The speedometer went from twenty to thirty, and then to forty, and there Harrington held it The engine was fairly singing now, and he could easily have gone much faster, but the road was slippery and he knew that the brakes were in poor condition and would not be much good in an emergency.
Garbo’s weather prediction was coming true. It was raining harder and harder. As he set the windshield wiper in motion and closed the window on his right, another prophecy of Garbo’s recurred to him. Mr. Marsh was not long for this world, the man had said. Only idle talk, perhaps, but somehow the words lingered in Harrington’s mind with a prophetic significance. And then he found himself repeating Garbo’s words: “We’re here today and gone tomorrow.”
He laughed at the absurdity of his own trend of thoughts. It was only empty talk that Garbo had poured into his ears, the meaningless chatter of a lonely man who eagerly seizes the opportunity to talk to someone. Yet it was true that Marsh himself lived in constant fear of death. His demeanor during the past few weeks, not to mention the preposterous letter he had dictated that morning, proved it And now Harrington carried in his pocket a letter in which Marsh named the persons he suspected of plotting his death. Was there ever such a grotesque situation?
A motor’s horn screamed in the rear, interrupting his thoughts. A glance into the rear-view mirror over the windshield showed a magnificent coach, with a liveried chauffeur at the wheel, approaching at terrific speed. Harrington, with a mental comment on some people’s recklessness, edged over to the side, and the speed monster flashed past him.

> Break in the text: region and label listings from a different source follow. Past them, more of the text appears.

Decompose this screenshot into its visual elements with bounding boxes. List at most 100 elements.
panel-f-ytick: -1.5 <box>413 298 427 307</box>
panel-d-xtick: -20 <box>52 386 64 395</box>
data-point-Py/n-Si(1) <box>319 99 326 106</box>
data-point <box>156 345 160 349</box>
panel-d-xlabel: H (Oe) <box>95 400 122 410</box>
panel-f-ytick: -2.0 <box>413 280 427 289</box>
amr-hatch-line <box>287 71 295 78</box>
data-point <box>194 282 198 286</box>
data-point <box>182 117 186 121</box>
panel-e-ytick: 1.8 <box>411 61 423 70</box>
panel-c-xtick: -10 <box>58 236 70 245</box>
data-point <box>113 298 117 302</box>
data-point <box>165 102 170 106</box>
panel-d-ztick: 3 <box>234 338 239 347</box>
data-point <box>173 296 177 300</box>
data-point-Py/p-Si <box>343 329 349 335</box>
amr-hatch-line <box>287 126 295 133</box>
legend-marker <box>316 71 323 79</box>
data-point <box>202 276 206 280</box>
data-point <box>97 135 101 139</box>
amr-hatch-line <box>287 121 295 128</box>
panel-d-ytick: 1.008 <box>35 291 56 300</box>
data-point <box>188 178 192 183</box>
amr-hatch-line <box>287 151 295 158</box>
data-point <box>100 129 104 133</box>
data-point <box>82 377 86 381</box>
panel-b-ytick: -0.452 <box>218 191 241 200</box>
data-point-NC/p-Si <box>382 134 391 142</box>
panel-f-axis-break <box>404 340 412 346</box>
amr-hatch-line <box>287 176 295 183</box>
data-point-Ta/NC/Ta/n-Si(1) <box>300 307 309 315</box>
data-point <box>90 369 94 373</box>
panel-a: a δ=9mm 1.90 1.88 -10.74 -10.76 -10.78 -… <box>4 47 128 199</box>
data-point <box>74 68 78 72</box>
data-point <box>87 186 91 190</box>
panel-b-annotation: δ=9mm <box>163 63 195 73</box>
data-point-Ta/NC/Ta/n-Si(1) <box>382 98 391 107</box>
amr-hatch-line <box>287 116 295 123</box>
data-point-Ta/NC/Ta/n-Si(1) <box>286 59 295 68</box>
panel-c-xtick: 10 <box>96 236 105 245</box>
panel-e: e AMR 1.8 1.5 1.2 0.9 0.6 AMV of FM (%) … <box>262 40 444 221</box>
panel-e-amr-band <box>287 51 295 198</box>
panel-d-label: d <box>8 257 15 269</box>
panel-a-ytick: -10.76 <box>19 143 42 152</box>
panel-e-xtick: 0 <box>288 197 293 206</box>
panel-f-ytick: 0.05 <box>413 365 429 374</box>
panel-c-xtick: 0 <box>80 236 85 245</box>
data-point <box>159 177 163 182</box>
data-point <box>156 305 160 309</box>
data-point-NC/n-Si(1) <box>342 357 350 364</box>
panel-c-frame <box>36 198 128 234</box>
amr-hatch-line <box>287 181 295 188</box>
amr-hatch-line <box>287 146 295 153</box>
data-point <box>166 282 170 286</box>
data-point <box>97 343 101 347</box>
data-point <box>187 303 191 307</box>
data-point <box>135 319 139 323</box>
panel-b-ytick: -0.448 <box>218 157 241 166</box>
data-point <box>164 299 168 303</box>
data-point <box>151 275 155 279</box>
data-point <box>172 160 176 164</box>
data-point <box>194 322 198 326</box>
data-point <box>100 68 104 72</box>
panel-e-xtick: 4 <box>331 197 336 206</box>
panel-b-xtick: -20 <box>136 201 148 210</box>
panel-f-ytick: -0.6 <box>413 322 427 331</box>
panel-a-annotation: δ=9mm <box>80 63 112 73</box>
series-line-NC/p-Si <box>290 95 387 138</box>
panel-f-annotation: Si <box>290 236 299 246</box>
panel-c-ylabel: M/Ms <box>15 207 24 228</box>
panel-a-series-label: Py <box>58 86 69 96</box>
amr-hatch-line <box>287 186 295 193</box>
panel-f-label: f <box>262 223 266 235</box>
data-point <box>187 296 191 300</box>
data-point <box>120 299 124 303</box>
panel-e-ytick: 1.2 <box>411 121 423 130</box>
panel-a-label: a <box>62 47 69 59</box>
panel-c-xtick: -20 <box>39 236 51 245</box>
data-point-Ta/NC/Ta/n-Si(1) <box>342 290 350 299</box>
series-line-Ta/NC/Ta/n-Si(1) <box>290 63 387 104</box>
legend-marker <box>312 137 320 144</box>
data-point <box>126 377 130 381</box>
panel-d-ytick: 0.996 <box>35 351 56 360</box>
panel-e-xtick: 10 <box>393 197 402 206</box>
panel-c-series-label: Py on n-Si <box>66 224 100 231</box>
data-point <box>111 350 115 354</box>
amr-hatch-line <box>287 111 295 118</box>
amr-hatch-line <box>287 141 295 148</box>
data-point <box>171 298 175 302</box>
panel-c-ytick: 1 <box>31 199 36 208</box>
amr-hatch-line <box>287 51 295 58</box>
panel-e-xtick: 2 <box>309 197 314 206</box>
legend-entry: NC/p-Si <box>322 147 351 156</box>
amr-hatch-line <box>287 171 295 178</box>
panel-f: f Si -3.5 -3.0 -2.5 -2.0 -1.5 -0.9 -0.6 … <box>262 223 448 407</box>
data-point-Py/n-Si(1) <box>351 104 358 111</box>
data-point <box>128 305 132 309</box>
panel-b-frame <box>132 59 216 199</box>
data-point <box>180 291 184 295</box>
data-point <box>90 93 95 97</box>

Taking the wheel with one hand, he glanced at his watch. He had been driving nearly three-quarters of an hour, and now the road was becoming a succession of steep hills and declines. Reluctantly, with a thought to the unsatisfactory condition of his brakes, he slowed down a little. The wind had risen, and it was driving the rain through the open window on his left. Already his shoulder was wet. Since he would have no occasion to signal on this open road, he closed the window.
He would have felt quite snug and comfortable now if he could but have turned his thoughts away from Marsh, from the letter in his pocket, and from the incoherent fears that Theresa had voiced just before they parted in the hall. She had said a very curious thing, he remembered, something to the effect that perhaps Marsh did not intend that the letter should be delivered. What on earth could she have meant by that? A woman’s intuition, perhaps. Intuitions were usually vague and apparently senseless. But this particular intuition—
A thick exclamation fell from his lips. The wheel slipped in his hand; the car lurched wildly. Without apparent reason, he had just cast another glance at the rear-view mirror, and now he stared into it with the intensity of a man who doubts his senses.
He blinked his eyes and gave a feeble groan. It couldn’t be, he told himself. It must be some sort of illusion. But there, in the rear-view mirror above the windshield, he saw it clearly—the coarse, crafty and malevolently smiling countenance of Christopher Marsh.